Investigation of the mucin-nanoparticle interactions via real-time monitoring by microbalance and kinetic model simulation

Abstract

Interactions between nanoparticles and the mucus layer are crucial to understand the behaviours in biological environments and design drug delivery systems. In this study, we developed a kinetic deposition model for the dynamic mucin-nanoparticle interactions using quartz crystal microbalance with dissipation (QCM-D). We investigated the effects of the physiochemical properties of several nanoparticles (including size, charge, and shape) and the physiological conditions on the mucin-nanoparticle interaction. Interestingly, layered double hydroxide (LDH) nanoparticles showed stronger interactions with the mucus layer compared to other types of nanoparticles due to their unique plate-like morphology.

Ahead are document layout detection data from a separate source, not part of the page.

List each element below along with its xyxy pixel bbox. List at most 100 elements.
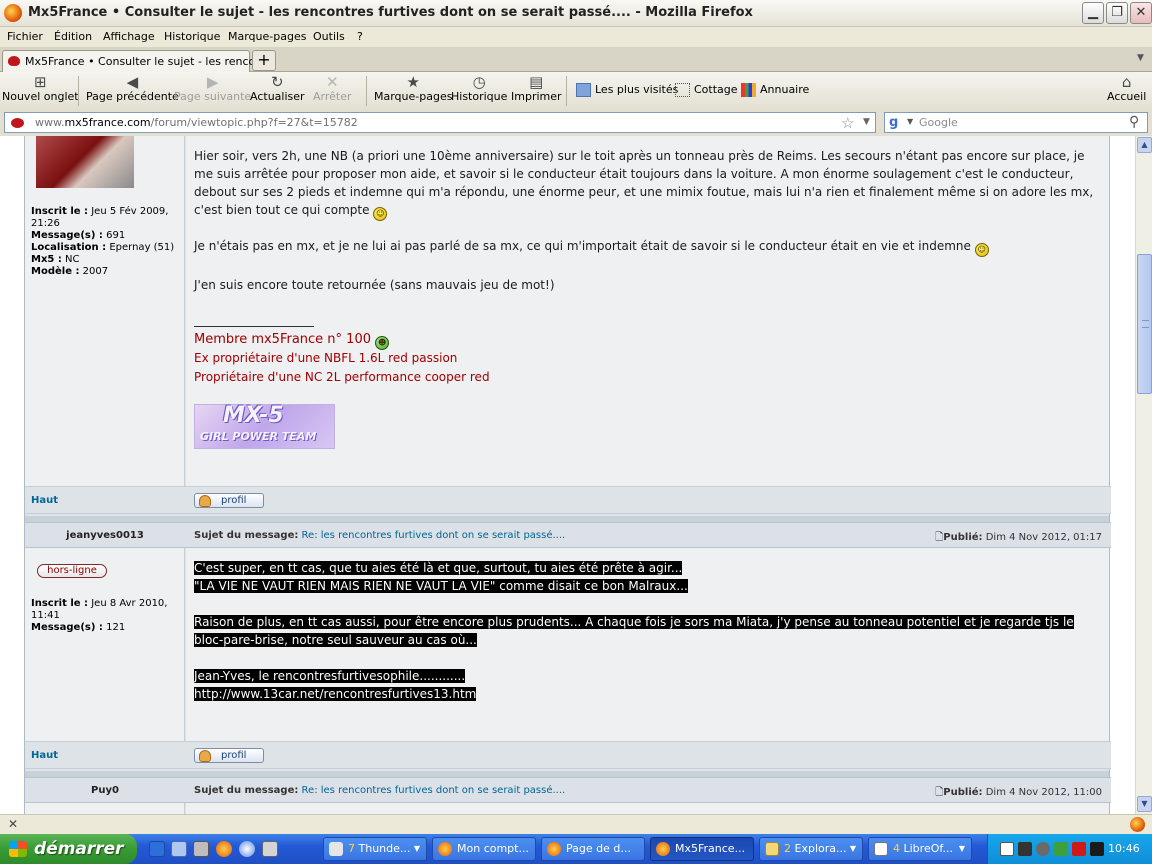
bookmark-cottage[interactable]: Cottage xyxy=(675,83,738,97)
search-engine-dropdown-icon[interactable]: ▼ xyxy=(907,117,913,126)
print-button[interactable]: ▤ Imprimer xyxy=(511,74,562,103)
messages-label: Message(s) : xyxy=(31,622,103,633)
subject-link[interactable]: Re: les rencontres furtives dont on se s… xyxy=(302,530,566,541)
bookmarks-button[interactable]: ★ Marque-pages xyxy=(374,74,452,103)
firefox-quicklaunch-icon[interactable] xyxy=(216,841,232,857)
player-icon[interactable] xyxy=(193,841,209,857)
user-icon xyxy=(199,750,211,762)
subject-link[interactable]: Re: les rencontres furtives dont on se s… xyxy=(302,785,566,796)
task-libreoffice[interactable]: 4 LibreOf... ▼ xyxy=(868,837,972,861)
close-button[interactable]: ✕ xyxy=(1130,2,1152,24)
task-count: 7 xyxy=(348,842,355,855)
modele-value: 2007 xyxy=(82,266,109,277)
bookmark-star-outline-icon[interactable]: ☆ xyxy=(841,114,854,132)
stop-button[interactable]: ✕ Arrêter xyxy=(313,74,352,103)
menu-edition[interactable]: Édition xyxy=(54,30,92,43)
post-3-header: Puy0 Sujet du message: Re: les rencontre… xyxy=(24,777,1111,803)
menu-fichier[interactable]: Fichier xyxy=(7,30,43,43)
mx5-label: Mx5 : xyxy=(31,254,62,265)
toolbar-separator xyxy=(566,76,567,106)
signature-divider xyxy=(194,326,314,327)
tab-mx5france[interactable]: Mx5France • Consulter le sujet - les ren… xyxy=(2,50,277,72)
back-label: Page précédente xyxy=(86,90,179,103)
task-page-de-d[interactable]: Page de d... xyxy=(541,837,645,861)
desktop-icon[interactable] xyxy=(171,841,187,857)
new-tab-button[interactable]: + xyxy=(252,50,276,71)
home-button[interactable]: ⌂ Accueil xyxy=(1107,74,1146,103)
task-explorateur[interactable]: 2 Explora... ▼ xyxy=(759,837,863,861)
menu-historique[interactable]: Historique xyxy=(164,30,220,43)
close-find-bar-icon[interactable]: ✕ xyxy=(8,817,18,831)
search-icon[interactable]: ⚲ xyxy=(1129,114,1139,130)
menu-marque-pages[interactable]: Marque-pages xyxy=(228,30,306,43)
post-author[interactable]: Puy0 xyxy=(25,785,185,796)
post-author[interactable]: jeanyves0013 xyxy=(25,530,185,541)
printer-icon: ▤ xyxy=(529,73,544,91)
subject-label: Sujet du message: xyxy=(194,785,299,796)
home-label: Accueil xyxy=(1107,90,1147,103)
highlighted-link[interactable]: http://www.13car.net/rencontresfurtives1… xyxy=(194,687,477,701)
haut-link[interactable]: Haut xyxy=(31,495,58,506)
post-1-footer-bar: Haut profil xyxy=(25,486,1111,514)
network-icon[interactable] xyxy=(1018,842,1032,856)
scroll-up-icon[interactable]: ▲ xyxy=(1137,137,1152,153)
post-2-line-2: "LA VIE NE VAUT RIEN MAIS RIEN NE VAUT L… xyxy=(194,577,688,595)
app-icon[interactable] xyxy=(262,841,278,857)
task-mon-compte[interactable]: Mon compt... xyxy=(432,837,536,861)
profil-button[interactable]: profil xyxy=(194,748,264,763)
menu-outils[interactable]: Outils xyxy=(313,30,345,43)
post-3-header-bar: Puy0 Sujet du message: Re: les rencontre… xyxy=(25,777,1111,803)
antivirus-icon[interactable] xyxy=(1072,842,1086,856)
tab-list-dropdown-icon[interactable]: ▼ xyxy=(1137,53,1144,63)
post-3-body-column xyxy=(186,803,1109,814)
url-text[interactable]: www.mx5france.com/forum/viewtopic.php?f=… xyxy=(35,116,358,129)
media-icon[interactable] xyxy=(239,841,255,857)
post-1-paragraph-3: J'en suis encore toute retournée (sans m… xyxy=(194,278,555,292)
profil-button[interactable]: profil xyxy=(194,493,264,508)
avatar[interactable] xyxy=(36,136,134,188)
windows-logo-icon xyxy=(9,841,27,857)
scrollbar-grip xyxy=(1142,320,1149,328)
document-tray-icon[interactable] xyxy=(1000,842,1014,856)
google-icon[interactable]: g xyxy=(889,115,905,130)
back-button[interactable]: ◀ Page précédente xyxy=(86,74,179,103)
post-2-line-1: C'est super, en tt cas, que tu aies été … xyxy=(194,559,683,577)
stop-label: Arrêter xyxy=(313,90,352,103)
volume-icon[interactable] xyxy=(1090,842,1104,856)
security-icon[interactable] xyxy=(1036,842,1050,856)
ie-icon[interactable] xyxy=(149,841,165,857)
vertical-scrollbar[interactable]: ▲ ▼ xyxy=(1135,136,1152,814)
search-box[interactable]: g ▼ Google ⚲ xyxy=(884,112,1148,133)
menu-affichage[interactable]: Affichage xyxy=(103,30,155,43)
history-button[interactable]: ◷ Historique xyxy=(451,74,507,103)
signature-line-2: Ex propriétaire d'une NBFL 1.6L red pass… xyxy=(194,351,458,365)
minimize-button[interactable]: ▁ xyxy=(1082,2,1104,24)
smiley-icon: ☺ xyxy=(974,243,989,257)
sync-icon[interactable] xyxy=(1054,842,1068,856)
scrollbar-thumb[interactable] xyxy=(1137,254,1152,394)
haut-link[interactable]: Haut xyxy=(31,750,58,761)
new-tab-toolbar-button[interactable]: ⊞ Nouvel onglet xyxy=(2,74,79,103)
bookmark-annuaire[interactable]: Annuaire xyxy=(741,83,809,97)
subject-label: Sujet du message: xyxy=(194,530,299,541)
scroll-down-icon[interactable]: ▼ xyxy=(1137,796,1152,812)
task-label: Explora... xyxy=(794,842,847,855)
address-bar[interactable]: www.mx5france.com/forum/viewtopic.php?f=… xyxy=(4,112,876,133)
task-mx5france[interactable]: Mx5France... xyxy=(650,837,754,861)
bookmark-star-icon: ★ xyxy=(406,73,420,91)
maximize-button[interactable]: ❐ xyxy=(1106,2,1128,24)
reload-button[interactable]: ↻ Actualiser xyxy=(250,74,305,103)
most-visited-label: Les plus visités xyxy=(595,83,679,96)
mx5-girl-power-logo: MX-5 GIRL POWER TEAM xyxy=(194,403,335,449)
start-button[interactable]: démarrer xyxy=(0,834,137,864)
clock-icon: ◷ xyxy=(472,73,486,91)
menu-help[interactable]: ? xyxy=(357,30,363,43)
localisation-value: Epernay (51) xyxy=(109,242,175,253)
task-thunderbird[interactable]: 7 Thunde... ▼ xyxy=(323,837,427,861)
firefox-status-icon[interactable] xyxy=(1130,817,1145,832)
firefox-icon xyxy=(656,842,670,856)
task-count: 4 xyxy=(893,842,900,855)
bookmark-most-visited[interactable]: Les plus visités xyxy=(576,83,678,97)
url-dropdown-icon[interactable]: ▼ xyxy=(863,117,870,127)
forward-button[interactable]: ▶ Page suivante xyxy=(174,74,251,103)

In specific for sheet-like LDH nanoparticles, our model found that their equilibrium adsorption capacity (Q_e) followed the Langmuir adsorption isotherm, and the adsorption rate (k₁) increased proportionally with the nanoparticle concentration. In addition, the particle size and thickness affected Q_e and the surface coverage. Furthermore, bovine serum albumin (BSA) coating dramatically increased k₁ of LDH nanoparticles. We proposed a novel mechanism to elucidate mucin-nanoparticle interactions, shedding light on the synergistic roles of drag force (F_d), repulsive force (F_r), and adsorptive force (F_a). These findings offer valuable insights into the complex mucin-nanoparticle interactions and provide guidance for the design of drug delivery systems.

Keywords: Kinetic adsorption model; Langmuir adsorption isotherm; Layered double hydroxide (LDH); Mucin-nanoparticle interactions; Nanoparticles; Quartz crystal microbalance with dissipation (QCM-D).